37. BİLGENİN YETENEĞİ

192 2 0
                                    


Güneş'in doğmasına bir kaç saatten az kalmıştı. Şafak sökmeden önce Mia'yı bulmak ve onun acısını paylaşmak istiyordum. Babasının gözlerinin önünde öldürülmesi yeterince dehşet vericiydi ve şimdide kendi ölümünü düşünüyor olmalıydı. Yanında olmalıydım. Yaşadığı herşeyin sorumlusu iken onun yüzüne nasıl bakıcağım ise bedenimi çıkmaza sürükleyen büyük bir muamma idi. Etrafıma zarar vermeye devam ediyordum. Joe beni bu gece öldürürse ona minnettar kalırdım.
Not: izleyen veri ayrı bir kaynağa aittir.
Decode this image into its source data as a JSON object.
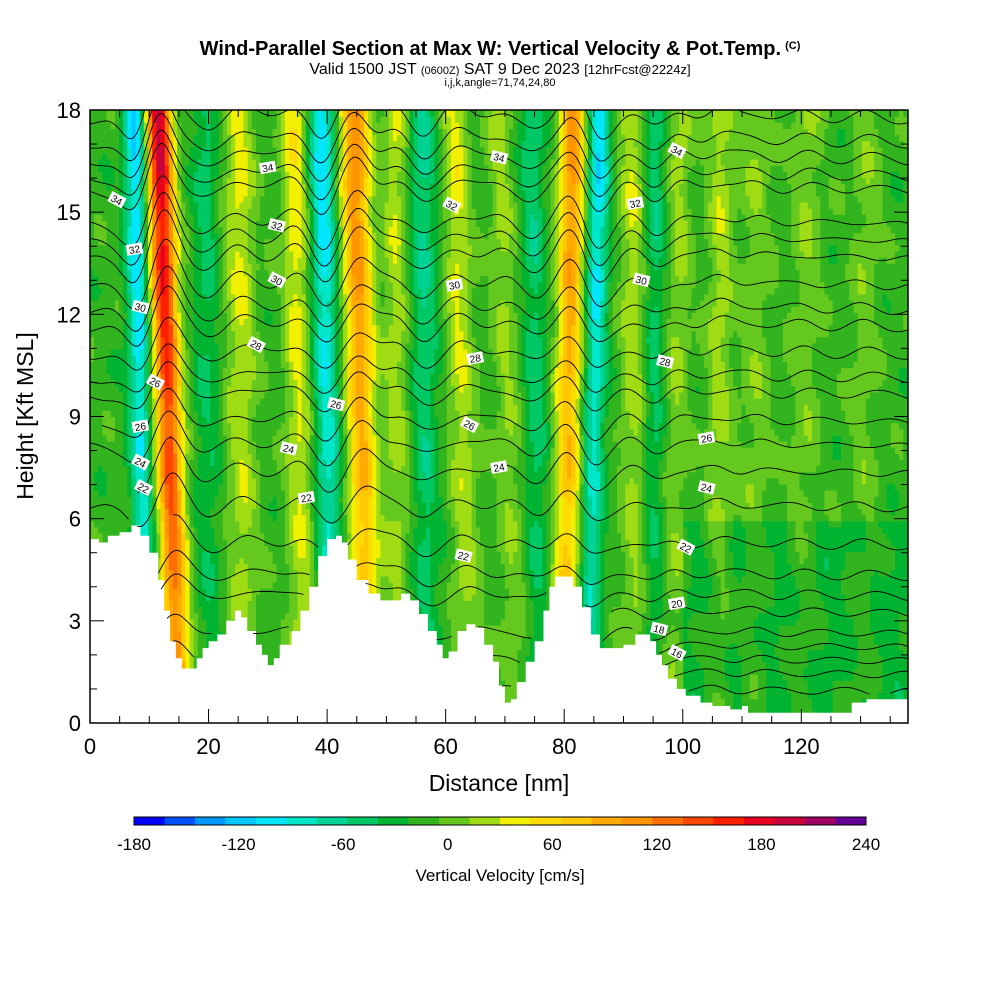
{
  "header": {
    "title": "Wind-Parallel Section at Max W: Vertical Velocity & Pot.Temp.",
    "copyright": "(C)",
    "valid_pre": "Valid 1500 JST",
    "valid_utc": "(0600Z)",
    "valid_date": "SAT 9 Dec 2023",
    "forecast": "[12hrFcst@2224z]",
    "params": "i,j,k,angle=71,74,24,80"
  },
  "chart_data": {
    "type": "heatmap",
    "xlabel": "Distance [nm]",
    "ylabel": "Height [Kft MSL]",
    "xlim": [
      0,
      138
    ],
    "ylim": [
      0,
      18
    ],
    "x_ticks": [
      "0",
      "20",
      "40",
      "60",
      "80",
      "100",
      "120"
    ],
    "y_ticks": [
      "0",
      "3",
      "6",
      "9",
      "12",
      "15",
      "18"
    ],
    "colorbar": {
      "label": "Vertical Velocity [cm/s]",
      "min": -180,
      "max": 240,
      "step": 20,
      "tick_labels": [
        "-180",
        "-120",
        "-60",
        "0",
        "60",
        "120",
        "180",
        "240"
      ],
      "colors": [
        "#0000ff",
        "#0050ff",
        "#0096ff",
        "#00c8ff",
        "#00e6ff",
        "#00e6c8",
        "#00d296",
        "#00c864",
        "#00b432",
        "#32b41e",
        "#64c81e",
        "#a0dc14",
        "#f0f000",
        "#ffdc00",
        "#ffc800",
        "#ffaa00",
        "#ff9600",
        "#ff6e00",
        "#ff4600",
        "#ff1e00",
        "#e6001e",
        "#c8003c",
        "#a00064",
        "#640096"
      ]
    },
    "terrain_kft": [
      [
        0,
        5.4
      ],
      [
        1.5,
        5.3
      ],
      [
        3,
        5.5
      ],
      [
        5,
        5.6
      ],
      [
        7,
        5.8
      ],
      [
        8.5,
        5.5
      ],
      [
        10,
        5.0
      ],
      [
        11.5,
        4.2
      ],
      [
        12.5,
        3.3
      ],
      [
        13.5,
        2.4
      ],
      [
        14.5,
        1.9
      ],
      [
        15.5,
        1.6
      ],
      [
        17,
        1.6
      ],
      [
        18,
        1.9
      ],
      [
        19,
        2.2
      ],
      [
        20,
        2.4
      ],
      [
        21.5,
        2.6
      ],
      [
        23,
        3.0
      ],
      [
        24.5,
        3.3
      ],
      [
        25.5,
        3.1
      ],
      [
        26.5,
        2.7
      ],
      [
        28,
        2.3
      ],
      [
        29,
        2.0
      ],
      [
        30,
        1.7
      ],
      [
        31,
        1.9
      ],
      [
        32,
        2.3
      ],
      [
        34,
        2.7
      ],
      [
        35.5,
        3.3
      ],
      [
        37,
        4.0
      ],
      [
        38.5,
        4.9
      ],
      [
        40,
        5.4
      ],
      [
        41.5,
        5.5
      ],
      [
        42.5,
        5.3
      ],
      [
        43.5,
        4.8
      ],
      [
        45,
        4.2
      ],
      [
        47,
        3.8
      ],
      [
        49,
        3.6
      ],
      [
        51,
        3.6
      ],
      [
        52.5,
        3.8
      ],
      [
        54,
        3.6
      ],
      [
        55.5,
        3.2
      ],
      [
        57,
        2.7
      ],
      [
        58.5,
        2.3
      ],
      [
        59.5,
        1.9
      ],
      [
        60.5,
        2.1
      ],
      [
        62,
        2.7
      ],
      [
        63.5,
        2.9
      ],
      [
        65,
        2.8
      ],
      [
        66.5,
        2.3
      ],
      [
        68,
        1.8
      ],
      [
        69,
        1.1
      ],
      [
        70,
        0.6
      ],
      [
        71,
        0.7
      ],
      [
        72,
        1.2
      ],
      [
        73.5,
        1.8
      ],
      [
        75,
        2.4
      ],
      [
        76.5,
        3.3
      ],
      [
        77.5,
        4.0
      ],
      [
        78.5,
        4.3
      ],
      [
        80,
        4.3
      ],
      [
        81.5,
        4.0
      ],
      [
        83,
        3.4
      ],
      [
        84.5,
        2.6
      ],
      [
        86,
        2.2
      ],
      [
        88,
        2.2
      ],
      [
        90,
        2.3
      ],
      [
        92,
        2.6
      ],
      [
        93.5,
        2.6
      ],
      [
        94.5,
        2.4
      ],
      [
        95.5,
        2.0
      ],
      [
        96.5,
        1.7
      ],
      [
        97.5,
        1.3
      ],
      [
        99,
        1.0
      ],
      [
        100.5,
        0.8
      ],
      [
        103,
        0.6
      ],
      [
        105,
        0.5
      ],
      [
        108,
        0.4
      ],
      [
        110,
        0.5
      ],
      [
        111,
        0.3
      ],
      [
        113,
        0.3
      ],
      [
        115,
        0.3
      ],
      [
        118,
        0.3
      ],
      [
        121,
        0.3
      ],
      [
        124,
        0.3
      ],
      [
        127,
        0.3
      ],
      [
        128.5,
        0.6
      ],
      [
        131,
        0.7
      ],
      [
        134,
        0.7
      ],
      [
        138,
        0.7
      ]
    ],
    "updraft_bands": [
      {
        "x_bottom": 15.0,
        "x_top": 11.5,
        "w_max": 240,
        "width_nm": 2.2
      },
      {
        "x_bottom": 26.0,
        "x_top": 25.0,
        "w_max": 60,
        "width_nm": 2.5
      },
      {
        "x_bottom": 36.0,
        "x_top": 34.5,
        "w_max": 70,
        "width_nm": 2.2
      },
      {
        "x_bottom": 47.0,
        "x_top": 44.5,
        "w_max": 150,
        "width_nm": 2.5
      },
      {
        "x_bottom": 52.0,
        "x_top": 51.5,
        "w_max": 50,
        "width_nm": 2.0
      },
      {
        "x_bottom": 64.0,
        "x_top": 61.5,
        "w_max": 60,
        "width_nm": 2.2
      },
      {
        "x_bottom": 72.0,
        "x_top": 69.0,
        "w_max": 40,
        "width_nm": 2.0
      },
      {
        "x_bottom": 80.0,
        "x_top": 81.5,
        "w_max": 140,
        "width_nm": 2.2
      },
      {
        "x_bottom": 92.0,
        "x_top": 91.5,
        "w_max": 50,
        "width_nm": 2.2
      },
      {
        "x_bottom": 98.0,
        "x_top": 99.5,
        "w_max": 40,
        "width_nm": 2.2
      },
      {
        "x_bottom": 106.0,
        "x_top": 106.5,
        "w_max": 45,
        "width_nm": 2.2
      },
      {
        "x_bottom": 112.0,
        "x_top": 112.5,
        "w_max": 30,
        "width_nm": 2.5
      },
      {
        "x_bottom": 120.0,
        "x_top": 121.0,
        "w_max": 30,
        "width_nm": 2.5
      },
      {
        "x_bottom": 130.0,
        "x_top": 131.0,
        "w_max": 25,
        "width_nm": 2.5
      }
    ],
    "downdraft_bands": [
      {
        "x_bottom": 9.5,
        "x_top": 7.5,
        "w_min": -120,
        "width_nm": 1.8
      },
      {
        "x_bottom": 20.0,
        "x_top": 19.5,
        "w_min": -40,
        "width_nm": 2.2
      },
      {
        "x_bottom": 41.0,
        "x_top": 39.0,
        "w_min": -110,
        "width_nm": 2.2
      },
      {
        "x_bottom": 57.0,
        "x_top": 56.0,
        "w_min": -60,
        "width_nm": 2.2
      },
      {
        "x_bottom": 76.0,
        "x_top": 74.5,
        "w_min": -50,
        "width_nm": 2.0
      },
      {
        "x_bottom": 84.0,
        "x_top": 86.0,
        "w_min": -110,
        "width_nm": 1.8
      },
      {
        "x_bottom": 95.0,
        "x_top": 95.5,
        "w_min": -50,
        "width_nm": 2.0
      }
    ],
    "theta_contours": [
      {
        "value": 16,
        "height_kft": 1.4,
        "start_x": 97
      },
      {
        "value": 18,
        "height_kft": 2.2,
        "start_x": 93
      },
      {
        "value": 20,
        "height_kft": 3.2,
        "start_x": 88
      },
      {
        "value": 22,
        "height_kft": 5.2,
        "start_x": 14
      },
      {
        "value": 24,
        "height_kft": 7.3,
        "start_x": 8
      },
      {
        "value": 26,
        "height_kft": 8.8,
        "start_x": 2
      },
      {
        "value": 28,
        "height_kft": 10.8,
        "start_x": 0
      },
      {
        "value": 30,
        "height_kft": 12.8,
        "start_x": 0
      },
      {
        "value": 32,
        "height_kft": 14.6,
        "start_x": 0
      },
      {
        "value": 34,
        "height_kft": 16.5,
        "start_x": 0
      }
    ],
    "theta_extra_lines_kft": [
      0.9,
      1.8,
      2.6,
      3.7,
      4.3,
      6.3,
      8.1,
      9.6,
      10.1,
      11.6,
      12.1,
      13.6,
      14.1,
      15.6,
      16.0,
      17.0,
      17.7
    ],
    "theta_labels": [
      {
        "text": "34",
        "x": 4.5,
        "y": 15.35
      },
      {
        "text": "34",
        "x": 30.0,
        "y": 16.3
      },
      {
        "text": "34",
        "x": 69.0,
        "y": 16.6
      },
      {
        "text": "34",
        "x": 99.0,
        "y": 16.8
      },
      {
        "text": "32",
        "x": 7.5,
        "y": 13.9
      },
      {
        "text": "32",
        "x": 31.5,
        "y": 14.6
      },
      {
        "text": "32",
        "x": 61.0,
        "y": 15.2
      },
      {
        "text": "32",
        "x": 92.0,
        "y": 15.25
      },
      {
        "text": "30",
        "x": 8.5,
        "y": 12.2
      },
      {
        "text": "30",
        "x": 31.5,
        "y": 13.0
      },
      {
        "text": "30",
        "x": 61.5,
        "y": 12.85
      },
      {
        "text": "30",
        "x": 93.0,
        "y": 13.0
      },
      {
        "text": "28",
        "x": 28.0,
        "y": 11.1
      },
      {
        "text": "28",
        "x": 65.0,
        "y": 10.7
      },
      {
        "text": "28",
        "x": 97.0,
        "y": 10.6
      },
      {
        "text": "26",
        "x": 11.0,
        "y": 10.0
      },
      {
        "text": "26",
        "x": 8.5,
        "y": 8.7
      },
      {
        "text": "26",
        "x": 41.5,
        "y": 9.35
      },
      {
        "text": "26",
        "x": 64.0,
        "y": 8.75
      },
      {
        "text": "26",
        "x": 104.0,
        "y": 8.35
      },
      {
        "text": "24",
        "x": 33.5,
        "y": 8.05
      },
      {
        "text": "24",
        "x": 8.5,
        "y": 7.65
      },
      {
        "text": "24",
        "x": 69.0,
        "y": 7.5
      },
      {
        "text": "24",
        "x": 104.0,
        "y": 6.9
      },
      {
        "text": "22",
        "x": 9.0,
        "y": 6.9
      },
      {
        "text": "22",
        "x": 36.5,
        "y": 6.6
      },
      {
        "text": "22",
        "x": 63.0,
        "y": 4.9
      },
      {
        "text": "22",
        "x": 100.5,
        "y": 5.15
      },
      {
        "text": "20",
        "x": 99.0,
        "y": 3.5
      },
      {
        "text": "18",
        "x": 96.0,
        "y": 2.75
      },
      {
        "text": "16",
        "x": 99.0,
        "y": 2.05
      }
    ]
  }
}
"Rolf nasıl?" dedi Carlisle büyük evin bahçe kapısından içeri sinirle giren Jacob'a.

"İyi değil. Dolunay yarın ama o şimdiden dönüşmek üzere. Sam onu John'na götürüyor. Sürü her yerde Mia'yı aradı ama bulamadı." Dedi sinir ve endişe ile yanıma otururken.

"Onu Forks'dan götürmüş müdür?" dedi Esme.

Cullenların evinin büyük salonunda benim aldığım kararlara en uygun çıkış planını yapmak için toplanmıştık. Tek korkumuz ise Mia'ya yetişememekti.

"Bu mümkün olabilir. Aramadık hiç bir yer kalmadı çünkü."dedi Jacob ve elimi tuttu.

"Belki de bir yetenek çıkmazına daha giriyoruzdur. Zoe'nin yeteneği onları gizliyorsa belki de baktığımız yerlerden birinde olabilirler." Dedim.

"Nasıl yani?" dedi Emmett.

"Bir perdenin arkasına saklanmak gibi. Eğer bu yetenek bir kişinin yerini,kokusunu ve görüntüsünü saklamaya yarıyorsa, yanına bile gitsek istemedikleri sürece onları bulamayız." Dedim Edward'ın gözlerine bakarak. Beni onaylarcasına başını sallayarak benden sonraki konuşma sırasını kaptı.

"Nessie haklı olabilir. Onlar istemeden Joe'yu ve ailesini bulamayız. O zeki bir vampir. Bunun için kesin önlem almıştır."

"Peki şimdi ne yapıcaz? Renesmee'yi öylece ona vermeyi düşünmüyorsunuz herhalde" dedi Rose korku ve öfke ile bezenmiş ses tonuyla.

"Tabiki de hayır!" dedi Bella hiddetle.

"Bunun için etkili bir plana ihtiyacımız var. Aklında birşeyler var mı evlat?" dedi Carlisle Edward'a dönerek. Endişe hepimizi esir almıştı. Carlisle ise ilk kez bir plan yapmamıştı.

"Alice olacakları kestiremiyor. Bu Zoe'yi yüzünden mi yoksa başka bir gizem mi var bilemiyorum ama ben de etrafta yabancı düşünce duyamıyorum. Tuhaf hiç bir durum yok gibi. Sanırım bu durumda onlardan bir sıfır gerideyiz." Dedi Edward başını önüne eğerek.

"Belki de onlarla karşılaşınca sorunlar otomatik olarak çözülür. Yetenekleriniz geri gelir." Dedi Jacob

"Evet bu mümkün olabilir ama ne ile karşılaşacağımızı bilmeden Nessie'yi öylece yem yapamayız." Dedi Bella

"Bunu demeye çalışmadığımı biliyorsun Bella." Dedi Jacob

"Bir önerin var mı peki?" dedi sinirlenmiş bir ses tonuyla annem.

Sessizce benim hakkımda karar vermelerini izliyordum. Bu işin sonu beni Jacob ile uzaklara yollamakla bitecek gibiydi. Aro'nun karşısına çıkmadan önce annemin kurduğu planı biri illaki öne sürücek ve biz yola çıkıp izimizi kaybettirince Joe'dan Mia'yı alıcaklardı. Kendilerince beni korumaya çalışıyorlardı ama ben kararımın arkasındaydım ve kuracakları planla değil, benim sunduğum yoldan yürümek zorundalardı. Yetişkinlik sorumluluklarınla başa çıkmak demekti ve bundan kaçmak istemiyordum. Sessizliğim ise beni uzaklara gönderecek dâhiyane fikrin kimden çıkacağını bekliyor oluşumdan kaynaklanıyordu.

"Aslında bir planım var. Doğruyu söylemek gerekirse bu Bella'nın planıydı. Nessie ve ben buradan çok uzağa gidebiliriz,hemen şimdi. Bizi kimse bulamaz." dedi Jacob.